I recetnly got on some new land its really open its mostly tall thick crp with some rushen olives and bushes spread out in the crp, theirs one tree row, and then a nice big sunflower field 

so the 1st to nights i was set up in the tree row and i saw alot of deer going into the flowers (sunflowers) but i couldnt see where they were entering the field at exactly all i new was the corner and i saw 9 bucks the 2nd night and and like 6 does and the bucks were good sized, well a few of them.

2nd night i built a ground blind next to the flowers and about 6:30 a nice 130 class buck 4x4 comes outa the flowers 10 yards away and looks at me then goes into crp... i should not have passed but the night befor i saw a monster...

the night goes on and to make a long story short my ground blind should have been further away from the field and the deer winded me that night from about 10 feet i had a doe walk up to me and i could damn near grabbed her!!!!!

So i moved the blind back about 15 yards and by the way i made this ground blind outa branches and everything so... its kinda easy for them to pick out a bunch of branches in a crp field :lol: but it worked for that night sorda

so i took 2 nights off and now when i went out tonight i didnt see as many and i had deer sneaking in the feild on differnt sides, and i have been told that since in crp they wont use hard trails they will more so wonder and not stick to trails, but i still ended up getting busted that night, because i cant see the deer unless they walk into the field or are basically on top of me because the weeds r so tall..

my "?" is idk what to do im mainly a treestand hunter and theirs no trees in range with these deer... im thinking of buying a nice ground blind like a double bull maybe that will help? any questions or comments?

sorry if my spelling is bad i am not the best typer...


----------



## holmsvc (Nov 26, 2003)

Kevin,

I would buy a good ground blind.
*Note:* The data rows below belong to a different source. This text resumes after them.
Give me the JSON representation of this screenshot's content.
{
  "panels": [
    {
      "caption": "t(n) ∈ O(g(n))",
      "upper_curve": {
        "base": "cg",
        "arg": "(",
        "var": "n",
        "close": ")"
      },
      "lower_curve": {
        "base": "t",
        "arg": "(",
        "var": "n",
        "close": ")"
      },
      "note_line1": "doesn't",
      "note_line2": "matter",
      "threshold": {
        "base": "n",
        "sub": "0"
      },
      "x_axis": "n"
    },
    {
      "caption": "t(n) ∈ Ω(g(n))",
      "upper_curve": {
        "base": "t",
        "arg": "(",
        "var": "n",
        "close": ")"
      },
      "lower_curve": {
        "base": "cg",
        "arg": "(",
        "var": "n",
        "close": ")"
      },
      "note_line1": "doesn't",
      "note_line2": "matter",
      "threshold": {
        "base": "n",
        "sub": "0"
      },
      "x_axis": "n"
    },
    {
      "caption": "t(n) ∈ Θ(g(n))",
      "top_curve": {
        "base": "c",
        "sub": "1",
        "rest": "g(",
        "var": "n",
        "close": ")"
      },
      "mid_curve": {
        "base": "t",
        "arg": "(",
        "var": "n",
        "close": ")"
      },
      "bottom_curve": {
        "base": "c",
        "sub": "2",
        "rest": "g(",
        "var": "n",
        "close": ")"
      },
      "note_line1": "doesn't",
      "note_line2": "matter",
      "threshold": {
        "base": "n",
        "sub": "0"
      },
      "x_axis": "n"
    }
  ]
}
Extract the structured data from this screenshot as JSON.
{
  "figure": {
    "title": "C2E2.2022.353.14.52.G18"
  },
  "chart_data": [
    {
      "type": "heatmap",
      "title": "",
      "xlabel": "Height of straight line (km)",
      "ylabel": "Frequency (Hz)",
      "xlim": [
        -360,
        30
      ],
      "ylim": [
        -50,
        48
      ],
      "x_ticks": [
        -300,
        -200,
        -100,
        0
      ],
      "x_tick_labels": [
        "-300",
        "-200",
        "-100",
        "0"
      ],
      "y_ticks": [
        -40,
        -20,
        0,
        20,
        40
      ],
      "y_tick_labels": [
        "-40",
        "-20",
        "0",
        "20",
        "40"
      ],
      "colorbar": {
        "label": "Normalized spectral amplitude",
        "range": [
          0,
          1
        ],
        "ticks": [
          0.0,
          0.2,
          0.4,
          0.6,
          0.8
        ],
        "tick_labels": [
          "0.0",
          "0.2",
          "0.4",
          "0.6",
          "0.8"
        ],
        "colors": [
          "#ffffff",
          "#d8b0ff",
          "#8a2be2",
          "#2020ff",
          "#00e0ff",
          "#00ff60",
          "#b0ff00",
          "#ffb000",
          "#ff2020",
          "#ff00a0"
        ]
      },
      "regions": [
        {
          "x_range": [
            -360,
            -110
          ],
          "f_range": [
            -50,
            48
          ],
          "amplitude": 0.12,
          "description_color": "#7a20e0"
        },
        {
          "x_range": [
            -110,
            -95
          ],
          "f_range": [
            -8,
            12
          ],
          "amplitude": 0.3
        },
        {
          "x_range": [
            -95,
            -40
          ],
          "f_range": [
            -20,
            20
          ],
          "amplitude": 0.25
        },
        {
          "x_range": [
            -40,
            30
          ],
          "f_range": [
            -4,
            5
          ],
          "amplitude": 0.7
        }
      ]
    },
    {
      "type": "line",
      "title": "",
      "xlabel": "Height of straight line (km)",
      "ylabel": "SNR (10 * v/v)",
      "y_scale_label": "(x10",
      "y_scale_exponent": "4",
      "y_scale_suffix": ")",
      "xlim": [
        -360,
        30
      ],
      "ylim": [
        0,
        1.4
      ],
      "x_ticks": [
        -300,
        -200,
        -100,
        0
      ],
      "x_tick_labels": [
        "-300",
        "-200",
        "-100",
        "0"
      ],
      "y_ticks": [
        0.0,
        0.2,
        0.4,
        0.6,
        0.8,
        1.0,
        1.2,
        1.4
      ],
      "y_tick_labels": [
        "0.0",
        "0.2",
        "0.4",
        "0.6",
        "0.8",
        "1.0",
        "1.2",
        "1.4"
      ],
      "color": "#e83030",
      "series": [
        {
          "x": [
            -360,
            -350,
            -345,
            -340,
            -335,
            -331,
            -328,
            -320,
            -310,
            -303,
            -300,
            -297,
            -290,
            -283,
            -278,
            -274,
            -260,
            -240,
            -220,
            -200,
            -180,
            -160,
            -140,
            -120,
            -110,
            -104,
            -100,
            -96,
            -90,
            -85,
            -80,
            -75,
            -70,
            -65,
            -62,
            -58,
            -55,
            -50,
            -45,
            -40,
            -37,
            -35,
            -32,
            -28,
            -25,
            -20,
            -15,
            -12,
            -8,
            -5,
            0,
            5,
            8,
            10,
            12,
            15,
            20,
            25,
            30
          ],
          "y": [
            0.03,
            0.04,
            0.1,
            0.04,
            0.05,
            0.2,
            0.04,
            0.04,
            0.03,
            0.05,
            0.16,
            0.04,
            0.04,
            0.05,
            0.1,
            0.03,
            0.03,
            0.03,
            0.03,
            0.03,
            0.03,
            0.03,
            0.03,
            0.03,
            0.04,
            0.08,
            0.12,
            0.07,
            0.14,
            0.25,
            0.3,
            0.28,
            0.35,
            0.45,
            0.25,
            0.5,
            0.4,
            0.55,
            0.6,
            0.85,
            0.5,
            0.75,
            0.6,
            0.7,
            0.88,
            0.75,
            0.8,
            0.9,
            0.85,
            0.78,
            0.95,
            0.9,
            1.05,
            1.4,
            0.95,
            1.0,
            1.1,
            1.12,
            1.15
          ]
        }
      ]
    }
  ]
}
The Double Bull is the top of the line, but expensive. I saw a few nice looking knockoffs in the new cabelas catalog I got last night.

The main thing is still going to be getting the wind right! The deer are going to bust you even easier on the ground.

I am not sure where the brush is at in the field, but if you can set your blind up by the brush that would be best.


----------



## wiskodie1 (Sep 11, 2006)

how high are the weeds in the crp??? you might want to skip the ground blind, and try to still hunt it, play the wind and move very very slow. take a step and wait a few sec. its slow and hard way to hunt, but it might put you into range. worth a try


----------



## wiskodie1 (Sep 11, 2006)

how high are the weeds in the crp??? you might want to skip the ground blind, and try to still hunt it, play the wind and move very very slow. take a step and wait a few sec. its slow and hard way to hunt, but it might put you into range. worth a try


----------